Back to the Canada Day parade in our small town for lunch. Armed with our Canada flag sandwich picks, James and I just looked at each other thinking, sure, our luck the parade will roll up and occupy the street for an hour just as we are trying to hop back on the bikes. It didn’t. The parade was an interesting hodge podge of whoever showed up for the day with a gaggle of red hat ladies in their mobile motorized wheelchairs bringing up their rear. Interesting.

After getting up the gumption we were off again. The weather slowly started to get nicer. We decided to push through Winnipeg and get a place to camp on the other side for the night. Winnipeg looks like a great city. As we rode through the city it was alive with people. People everywhere. Along the river walk, in front of the ice cream shop, the park, the sidewalk. All facing the same direction for what I expect was probably an excellent display of fireworks for Canada day. People with their red and maple leaf flags and hats and shirts. Families riding their bikes and little boys being pulled in radio flyer wagons and pointing excitedly at the motorcycles riding by. Winnipeg is the capital of Manitoba. Their license plates say, “Friendly Manitoba,” and they looked it.

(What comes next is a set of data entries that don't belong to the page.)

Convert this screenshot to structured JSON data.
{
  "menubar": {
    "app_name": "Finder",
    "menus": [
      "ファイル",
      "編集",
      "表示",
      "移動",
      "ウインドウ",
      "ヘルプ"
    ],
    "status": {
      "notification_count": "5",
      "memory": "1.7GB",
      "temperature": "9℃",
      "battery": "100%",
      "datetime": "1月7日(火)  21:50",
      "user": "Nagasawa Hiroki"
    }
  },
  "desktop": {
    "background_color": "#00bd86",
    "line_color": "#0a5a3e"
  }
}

I think James and I are losing our hearing. Maybe it’s the wind in the helmets or the loud mp3 player headphones drowning out the highway noise while I listen to, “when the hotel front desk attendant says, ‘ohayo gozaimasu,’ how do you respond?” (my Japanese audio lessons) or Vietnam-era rock. But when we get off the bikes we can never hear each other. It’s a constant, “huh?”, “what?” At one of the gas stops where the communication lines were breaking down I yelled, “someone should write an SNL skit about our communication problems!” To which he replied, “huh?”
James is snoring beside me. Time for bed.

From pics-day 4-5

(Frosty fishes.)

From pics-day 4-5

Dinner in the tent last night.

From pics-day 4-5

Mmmm. Mountain House.

From pics-day 4-5

Open for caption.

From pics-day 4-5

Sky starting to clear.


  • I’m so glad the weather got better today! Sad to say I can’t make it to Anchorage…the next CG flight doesn’t leave until the 13th…Boohoo! I’ll keep in touch about where you’ll be getting your massage though, you better make time :) Sounds like you’ll really need it by then! Safe travels.